The key aspect of this, and the core aspect, is to negotiate and deliver a settlement which means that the backstop is just historical, a document which you can read, but which has never been invoked; which is instructive about our engagement with the process, but is not being moved forward because it is simply an historical document.
It is important that we recognise that Northern Ireland will remain a part of the UK, based upon the principles of consent enshrined and framed within the Good Friday agreement. Again, nothing will influence or change the language of that agreement. At that time where there is a movement in the province of Northern Ireland, the Good Friday agreement will support that movement in that particular direction. That was its purpose. That was why the agreement was so subtle and so clever in putting together that particular aspect.
It would be useful for me to spend a moment or two talking directly about the four questions which were raised by the noble Lord, Lord Adonis, because they were, in some ways, instructive. I believe I have answered the first, the question about whether Northern Ireland will be in a customs union while the rest of the UK is outside, even if only on a temporary basis. The answer to that is no.
Regarding suppression of trade, or any of these aspects, the ambition right now is to ensure that that soft border remains until such time as it is replaced by the appropriate relationship between the 27 and the one—between the UK and the remainder of the EU.
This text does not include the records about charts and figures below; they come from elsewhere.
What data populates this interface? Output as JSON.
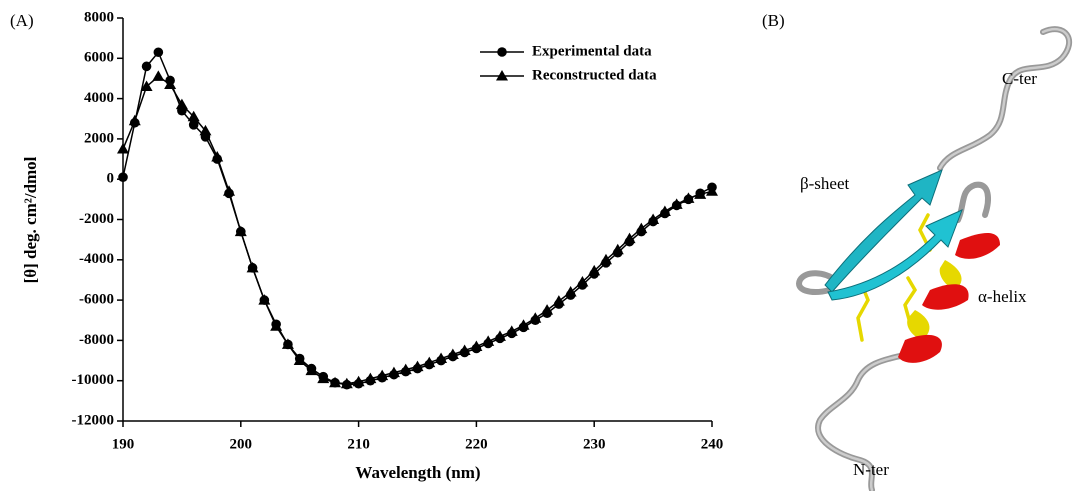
{
  "chart_data": {
    "type": "line",
    "x_label": "Wavelength (nm)",
    "y_label": "[θ] deg. cm²/dmol",
    "x": [
      190,
      191,
      192,
      193,
      194,
      195,
      196,
      197,
      198,
      199,
      200,
      201,
      202,
      203,
      204,
      205,
      206,
      207,
      208,
      209,
      210,
      211,
      212,
      213,
      214,
      215,
      216,
      217,
      218,
      219,
      220,
      221,
      222,
      223,
      224,
      225,
      226,
      227,
      228,
      229,
      230,
      231,
      232,
      233,
      234,
      235,
      236,
      237,
      238,
      239,
      240
    ],
    "series": [
      {
        "name": "Experimental data",
        "color": "#000000",
        "marker": "circle",
        "values": [
          100,
          2800,
          5600,
          6300,
          4900,
          3400,
          2700,
          2100,
          1000,
          -700,
          -2600,
          -4400,
          -6000,
          -7200,
          -8200,
          -8900,
          -9400,
          -9800,
          -10100,
          -10200,
          -10150,
          -10000,
          -9850,
          -9700,
          -9550,
          -9400,
          -9200,
          -9000,
          -8800,
          -8600,
          -8400,
          -8150,
          -7900,
          -7650,
          -7350,
          -7000,
          -6650,
          -6200,
          -5750,
          -5250,
          -4700,
          -4150,
          -3650,
          -3100,
          -2600,
          -2100,
          -1700,
          -1300,
          -1000,
          -700,
          -400
        ]
      },
      {
        "name": "Reconstructed data",
        "color": "#000000",
        "marker": "triangle",
        "values": [
          1500,
          2900,
          4600,
          5100,
          4700,
          3700,
          3100,
          2400,
          1100,
          -600,
          -2600,
          -4400,
          -6000,
          -7300,
          -8200,
          -9000,
          -9500,
          -9900,
          -10100,
          -10150,
          -10050,
          -9900,
          -9750,
          -9600,
          -9450,
          -9300,
          -9100,
          -8900,
          -8700,
          -8500,
          -8300,
          -8050,
          -7800,
          -7550,
          -7250,
          -6900,
          -6500,
          -6050,
          -5600,
          -5100,
          -4550,
          -4000,
          -3500,
          -2950,
          -2450,
          -2000,
          -1600,
          -1250,
          -950,
          -750,
          -600
        ]
      }
    ],
    "xlim": [
      190,
      240
    ],
    "xticks": [
      190,
      200,
      210,
      220,
      230,
      240
    ],
    "ylim": [
      -12000,
      8000
    ],
    "yticks": [
      -12000,
      -10000,
      -8000,
      -6000,
      -4000,
      -2000,
      0,
      2000,
      4000,
      6000,
      8000
    ],
    "grid": false,
    "legend": "upper right"
  },
  "panels": {
    "a": "(A)",
    "b": "(B)"
  },
  "structure_labels": {
    "c_ter": "C-ter",
    "beta": "β-sheet",
    "alpha": "α-helix",
    "n_ter": "N-ter"
  }
}
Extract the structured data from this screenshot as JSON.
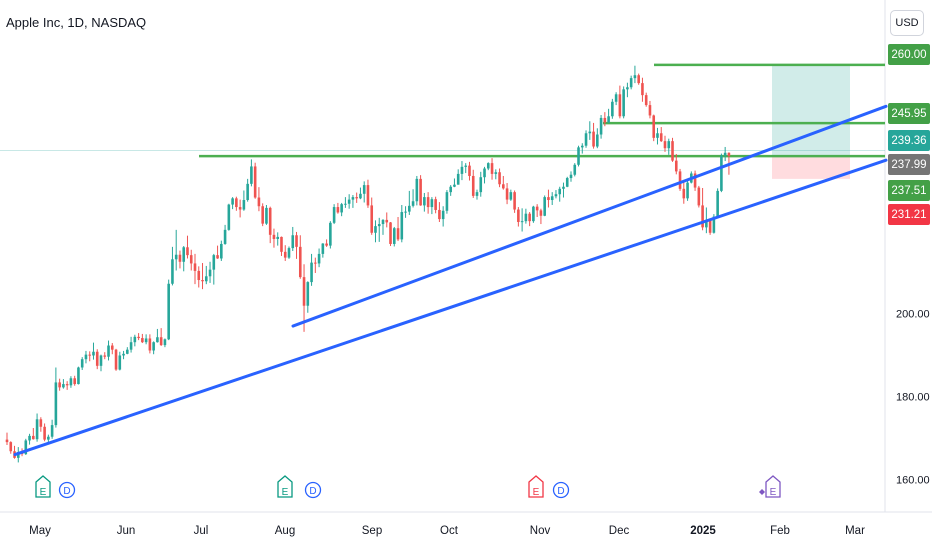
{
  "header": {
    "title": "Apple Inc, 1D, NASDAQ",
    "currency": "USD"
  },
  "colors": {
    "up": "#26a69a",
    "down": "#ef5350",
    "trendline": "#2962ff",
    "level": "#4caf50",
    "profit_zone": "#b2dfdb",
    "loss_zone": "#ffcdd2"
  },
  "chart_data": {
    "type": "candlestick",
    "ylim": [
      156,
      266
    ],
    "grid": false,
    "x_ticks": [
      "May",
      "Jun",
      "Jul",
      "Aug",
      "Sep",
      "Oct",
      "Nov",
      "Dec",
      "2025",
      "Feb",
      "Mar"
    ],
    "y_ticks": [
      "160.00",
      "180.00",
      "200.00"
    ],
    "price_labels": [
      "260.00",
      "245.95",
      "239.36",
      "237.99",
      "237.51",
      "231.21"
    ],
    "horizontal_levels": [
      {
        "value": 260.0,
        "from": "Dec",
        "to": "Feb"
      },
      {
        "value": 245.95,
        "from": "Dec",
        "to": "Feb"
      },
      {
        "value": 237.99,
        "from": "Jul",
        "to": "Feb"
      }
    ],
    "trend_lines": [
      {
        "from": {
          "date": "Apr 19",
          "price": 166
        },
        "to": {
          "date": "Mar",
          "price": 237
        }
      },
      {
        "from": {
          "date": "Aug 5",
          "price": 197
        },
        "to": {
          "date": "Mar",
          "price": 250
        }
      }
    ],
    "position_zones": {
      "entry": 237.99,
      "target": 260.0,
      "stop": 232.5
    },
    "events": [
      "E",
      "D",
      "E",
      "D",
      "E",
      "D",
      "E"
    ],
    "candles": [
      [
        169.6,
        171.3,
        168.3,
        169.0
      ],
      [
        169.0,
        169.2,
        166.2,
        166.8
      ],
      [
        166.8,
        168.1,
        165.0,
        165.2
      ],
      [
        165.2,
        167.8,
        164.1,
        166.6
      ],
      [
        166.6,
        167.5,
        165.6,
        166.1
      ],
      [
        166.1,
        169.8,
        165.9,
        169.4
      ],
      [
        169.4,
        171.0,
        168.4,
        170.5
      ],
      [
        170.5,
        172.4,
        169.6,
        169.7
      ],
      [
        169.7,
        175.9,
        169.1,
        174.5
      ],
      [
        174.5,
        175.0,
        171.5,
        172.7
      ],
      [
        172.7,
        173.5,
        169.2,
        169.6
      ],
      [
        169.6,
        170.8,
        168.7,
        170.3
      ],
      [
        170.3,
        174.4,
        169.8,
        173.1
      ],
      [
        173.1,
        187.0,
        172.5,
        183.4
      ],
      [
        183.4,
        184.3,
        181.4,
        182.2
      ],
      [
        182.2,
        184.2,
        181.9,
        183.0
      ],
      [
        183.0,
        183.7,
        181.6,
        182.7
      ],
      [
        182.7,
        184.9,
        182.1,
        184.4
      ],
      [
        184.4,
        185.0,
        182.6,
        183.0
      ],
      [
        183.0,
        187.2,
        182.9,
        187.0
      ],
      [
        187.0,
        189.5,
        186.4,
        189.0
      ],
      [
        189.0,
        191.0,
        188.0,
        190.1
      ],
      [
        190.1,
        190.9,
        188.5,
        189.9
      ],
      [
        189.9,
        193.0,
        188.9,
        190.8
      ],
      [
        190.8,
        191.4,
        186.6,
        187.4
      ],
      [
        187.4,
        190.1,
        186.1,
        189.9
      ],
      [
        189.9,
        190.7,
        189.0,
        189.6
      ],
      [
        189.6,
        193.5,
        188.7,
        192.3
      ],
      [
        192.3,
        192.9,
        190.2,
        191.3
      ],
      [
        191.3,
        191.5,
        186.2,
        186.5
      ],
      [
        186.5,
        190.8,
        186.3,
        189.9
      ],
      [
        189.9,
        191.0,
        189.0,
        190.3
      ],
      [
        190.3,
        191.9,
        190.2,
        191.3
      ],
      [
        191.3,
        194.4,
        190.6,
        193.1
      ],
      [
        193.1,
        194.9,
        192.1,
        194.4
      ],
      [
        194.4,
        195.3,
        193.6,
        194.1
      ],
      [
        194.1,
        195.1,
        192.9,
        193.1
      ],
      [
        193.1,
        195.0,
        192.6,
        194.0
      ],
      [
        194.0,
        195.0,
        190.4,
        191.1
      ],
      [
        191.1,
        193.3,
        190.2,
        193.1
      ],
      [
        193.1,
        196.3,
        193.0,
        194.3
      ],
      [
        194.3,
        196.5,
        192.2,
        192.4
      ],
      [
        192.4,
        194.0,
        191.9,
        193.8
      ],
      [
        193.8,
        208.2,
        193.6,
        207.2
      ],
      [
        207.2,
        216.1,
        206.8,
        213.1
      ],
      [
        213.1,
        220.2,
        210.4,
        214.2
      ],
      [
        214.2,
        215.2,
        210.9,
        212.5
      ],
      [
        212.5,
        216.3,
        210.2,
        216.0
      ],
      [
        216.0,
        218.8,
        213.3,
        214.1
      ],
      [
        214.1,
        215.4,
        210.4,
        212.1
      ],
      [
        212.1,
        214.4,
        207.1,
        210.3
      ],
      [
        210.3,
        211.4,
        206.3,
        208.1
      ],
      [
        208.1,
        212.2,
        205.9,
        207.8
      ],
      [
        207.8,
        211.5,
        207.1,
        209.0
      ],
      [
        209.0,
        212.5,
        207.4,
        210.6
      ],
      [
        210.6,
        214.4,
        207.0,
        214.1
      ],
      [
        214.1,
        216.4,
        213.2,
        213.3
      ],
      [
        213.3,
        217.6,
        212.7,
        216.8
      ],
      [
        216.8,
        221.4,
        216.6,
        220.2
      ],
      [
        220.2,
        226.5,
        220.0,
        226.3
      ],
      [
        226.3,
        228.1,
        225.2,
        227.8
      ],
      [
        227.8,
        228.2,
        224.8,
        225.7
      ],
      [
        225.7,
        227.5,
        223.2,
        225.1
      ],
      [
        225.1,
        229.7,
        224.8,
        227.4
      ],
      [
        227.4,
        232.5,
        227.0,
        231.3
      ],
      [
        231.3,
        237.2,
        230.7,
        235.5
      ],
      [
        235.5,
        236.4,
        227.7,
        228.0
      ],
      [
        228.0,
        230.5,
        224.7,
        225.9
      ],
      [
        225.9,
        226.6,
        221.1,
        221.7
      ],
      [
        221.7,
        226.2,
        221.4,
        225.5
      ],
      [
        225.5,
        225.8,
        217.0,
        219.0
      ],
      [
        219.0,
        220.5,
        215.9,
        218.0
      ],
      [
        218.0,
        219.6,
        216.4,
        218.5
      ],
      [
        218.5,
        218.6,
        213.9,
        214.9
      ],
      [
        214.9,
        216.5,
        212.7,
        213.5
      ],
      [
        213.5,
        216.2,
        213.2,
        215.8
      ],
      [
        215.8,
        220.9,
        215.1,
        218.9
      ],
      [
        218.9,
        219.7,
        213.2,
        216.1
      ],
      [
        216.1,
        218.9,
        208.4,
        208.8
      ],
      [
        208.8,
        211.9,
        195.6,
        201.9
      ],
      [
        201.9,
        207.8,
        200.2,
        207.6
      ],
      [
        207.6,
        214.4,
        206.7,
        212.3
      ],
      [
        212.3,
        213.5,
        209.8,
        212.1
      ],
      [
        212.1,
        215.7,
        211.2,
        214.4
      ],
      [
        214.4,
        217.0,
        213.5,
        216.9
      ],
      [
        216.9,
        217.9,
        216.1,
        216.4
      ],
      [
        216.4,
        222.3,
        215.7,
        221.9
      ],
      [
        221.9,
        226.4,
        221.6,
        225.7
      ],
      [
        225.7,
        226.7,
        224.1,
        224.4
      ],
      [
        224.4,
        226.7,
        223.5,
        226.4
      ],
      [
        226.4,
        228.1,
        225.5,
        226.5
      ],
      [
        226.5,
        228.8,
        225.3,
        227.5
      ],
      [
        227.5,
        228.6,
        225.5,
        228.1
      ],
      [
        228.1,
        229.2,
        226.7,
        227.8
      ],
      [
        227.8,
        230.4,
        227.6,
        228.9
      ],
      [
        228.9,
        231.9,
        226.8,
        231.0
      ],
      [
        231.0,
        232.3,
        225.5,
        226.1
      ],
      [
        226.1,
        228.0,
        219.0,
        219.5
      ],
      [
        219.5,
        222.5,
        217.2,
        221.1
      ],
      [
        221.1,
        223.1,
        217.3,
        221.6
      ],
      [
        221.6,
        222.8,
        219.0,
        222.6
      ],
      [
        222.6,
        224.4,
        220.8,
        222.0
      ],
      [
        222.0,
        222.1,
        216.3,
        216.8
      ],
      [
        216.8,
        220.9,
        216.2,
        220.6
      ],
      [
        220.6,
        223.3,
        217.5,
        217.9
      ],
      [
        217.9,
        226.2,
        217.2,
        224.5
      ],
      [
        224.5,
        225.9,
        223.1,
        224.6
      ],
      [
        224.6,
        229.6,
        223.8,
        226.0
      ],
      [
        226.0,
        230.0,
        225.6,
        227.1
      ],
      [
        227.1,
        233.2,
        226.1,
        232.5
      ],
      [
        232.5,
        233.4,
        226.0,
        226.1
      ],
      [
        226.1,
        229.1,
        224.6,
        228.1
      ],
      [
        228.1,
        229.3,
        224.1,
        225.7
      ],
      [
        225.7,
        228.1,
        224.0,
        227.6
      ],
      [
        227.6,
        228.2,
        224.2,
        225.0
      ],
      [
        225.0,
        226.9,
        222.1,
        222.8
      ],
      [
        222.8,
        225.9,
        221.0,
        224.8
      ],
      [
        224.8,
        229.8,
        224.1,
        229.3
      ],
      [
        229.3,
        231.0,
        228.4,
        230.6
      ],
      [
        230.6,
        232.6,
        230.5,
        231.1
      ],
      [
        231.1,
        234.8,
        231.1,
        233.7
      ],
      [
        233.7,
        236.8,
        232.2,
        235.4
      ],
      [
        235.4,
        236.3,
        233.9,
        235.7
      ],
      [
        235.7,
        236.6,
        232.1,
        233.2
      ],
      [
        233.2,
        234.7,
        227.9,
        228.4
      ],
      [
        228.4,
        229.9,
        227.5,
        229.3
      ],
      [
        229.3,
        234.2,
        228.2,
        232.9
      ],
      [
        232.9,
        235.4,
        231.4,
        235.0
      ],
      [
        235.0,
        236.5,
        234.6,
        236.3
      ],
      [
        236.3,
        237.5,
        232.3,
        233.7
      ],
      [
        233.7,
        234.8,
        232.4,
        234.1
      ],
      [
        234.1,
        235.0,
        230.5,
        231.2
      ],
      [
        231.2,
        233.2,
        229.9,
        230.2
      ],
      [
        230.2,
        231.5,
        226.4,
        227.5
      ],
      [
        227.5,
        229.9,
        227.2,
        229.3
      ],
      [
        229.3,
        229.7,
        224.3,
        225.1
      ],
      [
        225.1,
        225.7,
        221.0,
        222.1
      ],
      [
        222.1,
        225.4,
        219.8,
        222.3
      ],
      [
        222.3,
        225.3,
        221.7,
        224.1
      ],
      [
        224.1,
        224.5,
        221.1,
        222.3
      ],
      [
        222.3,
        226.0,
        221.9,
        225.8
      ],
      [
        225.8,
        226.4,
        223.3,
        224.9
      ],
      [
        224.9,
        225.3,
        221.6,
        223.6
      ],
      [
        223.6,
        228.5,
        223.5,
        228.1
      ],
      [
        228.1,
        229.9,
        225.6,
        227.4
      ],
      [
        227.4,
        229.3,
        226.2,
        228.3
      ],
      [
        228.3,
        229.8,
        227.8,
        228.8
      ],
      [
        228.8,
        230.6,
        227.0,
        230.1
      ],
      [
        230.1,
        231.6,
        228.0,
        230.6
      ],
      [
        230.6,
        233.0,
        230.5,
        232.7
      ],
      [
        232.7,
        234.3,
        231.8,
        233.5
      ],
      [
        233.5,
        236.3,
        233.1,
        235.9
      ],
      [
        235.9,
        240.5,
        235.5,
        240.1
      ],
      [
        240.1,
        241.1,
        238.6,
        240.5
      ],
      [
        240.5,
        244.2,
        240.0,
        243.5
      ],
      [
        243.5,
        246.4,
        241.9,
        243.9
      ],
      [
        243.9,
        246.0,
        239.8,
        240.3
      ],
      [
        240.3,
        244.7,
        239.9,
        243.2
      ],
      [
        243.2,
        247.9,
        242.2,
        247.2
      ],
      [
        247.2,
        248.6,
        245.2,
        246.1
      ],
      [
        246.1,
        249.4,
        245.9,
        247.6
      ],
      [
        247.6,
        251.8,
        247.0,
        251.1
      ],
      [
        251.1,
        253.4,
        250.3,
        252.9
      ],
      [
        252.9,
        255.0,
        247.1,
        247.6
      ],
      [
        247.6,
        254.8,
        247.1,
        254.1
      ],
      [
        254.1,
        255.7,
        252.2,
        254.6
      ],
      [
        254.6,
        257.4,
        254.1,
        256.8
      ],
      [
        256.8,
        259.8,
        255.6,
        257.5
      ],
      [
        257.5,
        257.9,
        255.2,
        255.6
      ],
      [
        255.6,
        256.9,
        251.1,
        252.7
      ],
      [
        252.7,
        253.3,
        249.9,
        250.3
      ],
      [
        250.3,
        251.3,
        247.1,
        247.8
      ],
      [
        247.8,
        248.0,
        241.6,
        242.4
      ],
      [
        242.4,
        244.8,
        240.8,
        243.5
      ],
      [
        243.5,
        245.0,
        241.4,
        241.6
      ],
      [
        241.6,
        242.9,
        239.0,
        239.9
      ],
      [
        239.9,
        242.2,
        238.3,
        241.6
      ],
      [
        241.6,
        242.4,
        236.6,
        236.9
      ],
      [
        236.9,
        238.5,
        233.6,
        234.3
      ],
      [
        234.3,
        234.9,
        229.6,
        230.1
      ],
      [
        230.1,
        231.8,
        226.5,
        227.8
      ],
      [
        227.8,
        232.1,
        227.2,
        231.6
      ],
      [
        231.6,
        234.3,
        231.4,
        233.8
      ],
      [
        233.8,
        234.5,
        229.6,
        230.4
      ],
      [
        230.4,
        230.8,
        225.6,
        226.1
      ],
      [
        226.1,
        230.3,
        220.1,
        220.8
      ],
      [
        220.8,
        225.6,
        219.4,
        222.6
      ],
      [
        222.6,
        222.8,
        219.0,
        219.5
      ],
      [
        219.5,
        224.0,
        219.3,
        223.4
      ],
      [
        223.4,
        230.2,
        223.0,
        229.6
      ],
      [
        229.6,
        238.6,
        229.3,
        238.1
      ],
      [
        238.1,
        240.2,
        236.8,
        238.8
      ],
      [
        238.8,
        238.9,
        233.5,
        237.99
      ]
    ]
  }
}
Regarding freedom of movement, there has been talk again of the common travel area. As a number of noble Lords have noted, this dates back to 1922. It will not change, and it will allow the freedom of movement of people within the island of Ireland. Now, I see the noble Lord, Lord Davies, looking quizzically at me, because he asked a very different question about that, which was about what then happens if you find an EU national who, by one means or another, finds himself in Ireland with the freedom, then, to cross the border into the north. I may be paraphrasing slightly, but I believe that is the core of it. In truth, there is a risk of that today. That is why the intelligence shared between Belfast and Dublin is so strong.
If I may answer the question first, the noble Lord can bob up afterwards. The reality remains that, right now, were someone to come into the EU via Ireland from outside the EU, they too could go to ground by crossing the border if they were so minded to do so. They would remain an illegal migrant at that particular point, and they would be unable to draw upon any of the services or opportunities of employment in the north or in the rest of the UK. I will give way.
I thank the Minister for giving way and for addressing my question, but I do not think that he has fully understood it. At the present time, that Bulgarian in my example can come here, either from Ireland or Calais, because we are part of the European Union, with a system of freedom of movement. If we leave the European Union and the area of freedom of movement, so that the citizens of the other 26 countries in the Union will not be able to come here freely as they can at the present time, and if we still have freedom of movement within the island of Ireland, then my question is clearly relevant. If the Bulgarian comes to Ireland, which he can do today quite legally, it will no longer be the case that he can come here quite legally without any formalities at all; however, he is physically able to do so because of the absence of any restrictions—rightly, in my view—either between the border of Northern and south Ireland or between Ireland and Britain.